Governo do RN tem contas bloqueadas por não pagar serviços de UTIs

Entre os credores que não foram pagos, consta o Hospital Memorial, recentemente acusado em nota do governo de recusar pacientes do SUS por falta de pagamentos da Prefeitura de Natal. Informação da nota foi desmentida pelo Blog do Girotto. A Justiça Federal determinou o bloqueio das contas do Governo do Rio Grande do Norte por…

Entre os credores que não foram pagos, consta o Hospital Memorial, recentemente acusado em nota do governo de recusar pacientes do SUS por falta de pagamentos da Prefeitura de Natal.
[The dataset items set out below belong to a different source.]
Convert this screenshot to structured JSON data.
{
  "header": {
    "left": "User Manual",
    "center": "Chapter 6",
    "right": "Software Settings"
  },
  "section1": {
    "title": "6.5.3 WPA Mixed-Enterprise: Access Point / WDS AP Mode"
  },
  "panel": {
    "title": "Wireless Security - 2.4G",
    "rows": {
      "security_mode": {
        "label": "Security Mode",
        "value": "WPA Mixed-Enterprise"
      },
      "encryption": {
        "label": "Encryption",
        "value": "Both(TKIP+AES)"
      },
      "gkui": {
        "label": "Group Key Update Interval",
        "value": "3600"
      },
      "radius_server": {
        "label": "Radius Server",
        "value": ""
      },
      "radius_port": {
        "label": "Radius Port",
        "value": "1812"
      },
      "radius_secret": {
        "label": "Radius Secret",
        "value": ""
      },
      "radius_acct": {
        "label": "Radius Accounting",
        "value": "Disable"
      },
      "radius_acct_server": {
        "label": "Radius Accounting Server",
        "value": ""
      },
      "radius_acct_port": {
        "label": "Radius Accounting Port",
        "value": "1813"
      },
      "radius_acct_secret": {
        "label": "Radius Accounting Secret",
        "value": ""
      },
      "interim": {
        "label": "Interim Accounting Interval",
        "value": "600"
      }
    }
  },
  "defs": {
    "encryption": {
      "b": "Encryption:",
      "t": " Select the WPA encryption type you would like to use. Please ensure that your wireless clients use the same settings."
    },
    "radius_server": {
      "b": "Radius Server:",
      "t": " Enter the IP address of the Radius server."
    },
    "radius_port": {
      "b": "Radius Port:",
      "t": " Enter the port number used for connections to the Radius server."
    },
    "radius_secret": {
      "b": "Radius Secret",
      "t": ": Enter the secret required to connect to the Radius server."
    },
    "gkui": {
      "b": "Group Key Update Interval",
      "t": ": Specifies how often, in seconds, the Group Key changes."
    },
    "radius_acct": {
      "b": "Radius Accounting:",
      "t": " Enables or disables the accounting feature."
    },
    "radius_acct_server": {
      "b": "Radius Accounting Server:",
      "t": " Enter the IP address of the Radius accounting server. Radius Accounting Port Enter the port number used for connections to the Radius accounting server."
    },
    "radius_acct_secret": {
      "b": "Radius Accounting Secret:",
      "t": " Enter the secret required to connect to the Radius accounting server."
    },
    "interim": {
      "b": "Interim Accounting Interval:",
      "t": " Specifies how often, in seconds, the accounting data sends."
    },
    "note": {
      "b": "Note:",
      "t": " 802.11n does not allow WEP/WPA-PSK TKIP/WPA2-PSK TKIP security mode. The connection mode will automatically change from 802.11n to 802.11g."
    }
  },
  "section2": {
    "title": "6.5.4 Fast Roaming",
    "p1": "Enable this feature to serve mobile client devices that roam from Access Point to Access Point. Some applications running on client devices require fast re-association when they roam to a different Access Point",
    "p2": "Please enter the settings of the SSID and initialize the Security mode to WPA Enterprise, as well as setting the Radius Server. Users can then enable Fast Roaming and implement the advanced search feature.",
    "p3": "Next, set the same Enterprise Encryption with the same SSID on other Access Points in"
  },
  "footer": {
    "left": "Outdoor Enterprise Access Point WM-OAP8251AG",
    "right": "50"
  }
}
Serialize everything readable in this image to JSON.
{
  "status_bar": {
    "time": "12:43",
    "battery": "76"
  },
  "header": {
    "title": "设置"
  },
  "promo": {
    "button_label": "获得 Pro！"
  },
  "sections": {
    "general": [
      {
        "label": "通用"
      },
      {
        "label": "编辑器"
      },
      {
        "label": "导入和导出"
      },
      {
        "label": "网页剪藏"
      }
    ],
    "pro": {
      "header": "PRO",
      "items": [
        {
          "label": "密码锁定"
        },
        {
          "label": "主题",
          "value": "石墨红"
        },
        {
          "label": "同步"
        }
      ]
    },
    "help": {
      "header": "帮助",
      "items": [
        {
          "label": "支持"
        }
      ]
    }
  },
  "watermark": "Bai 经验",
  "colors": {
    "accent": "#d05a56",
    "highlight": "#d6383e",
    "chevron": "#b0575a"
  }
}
Informação da nota foi desmentida pelo Blog do Girotto.

A Justiça Federal determinou o bloqueio das contas do Governo do Rio Grande do Norte por não pagar serviços de UTIs prestados ao Estado no mês de abril de 2023. Três unidades hospitalares estavam sem receber o pagamento: o Hospital Wilson Rosado (Mossoró) e os hospitais Memorial e Rio Grande (Natal).

A decisão judicial determinou o bloqueio das contas do Governo do Estado no valor total de R$ 3.120.406,61. O pedido foi feito através do Processo Nº 0802798-75.2019.4.05.8400. A decisão foi assinada pela Juíza Federal, Gisele Leite, da 4ª Vara Federal

A determinação judicial foi baseada no Protocolo de Pedido Incidental de Bloqueio de Valores, apresentado na Ação Civil Pública, movida pelo Conselho Regional de Medicina do Rio Grande do Norte – CREMERN, para garantia da manutenção dos leitos de UTIs no Estado.

O protocolo permite aos prestadores dos serviços contratualizados o pedido de bloqueio de valores para pagamentos dos serviços em UTIs por força de decisão judicial proferida na ação, decisão essa registrada na ata da audiência realizada em dia 15 de março de 2019, no processo nº 0004715-12.2012.4.05.8400.

O Conselho Regional de Medicina do Rio Grande do Norte – CREMERN, disse em nota que “a decisão da Justiça Federal é uma medida importante para garantir a manutenção dos leitos de UTIs no Estado”. A nota também diz que “o CREMERN está trabalhando para garantir que os pacientes tenham acesso aos serviços de saúde de qualidade”.

O Governo do Rio Grande do Norte ainda não se pronunciou sobre a decisão judicial.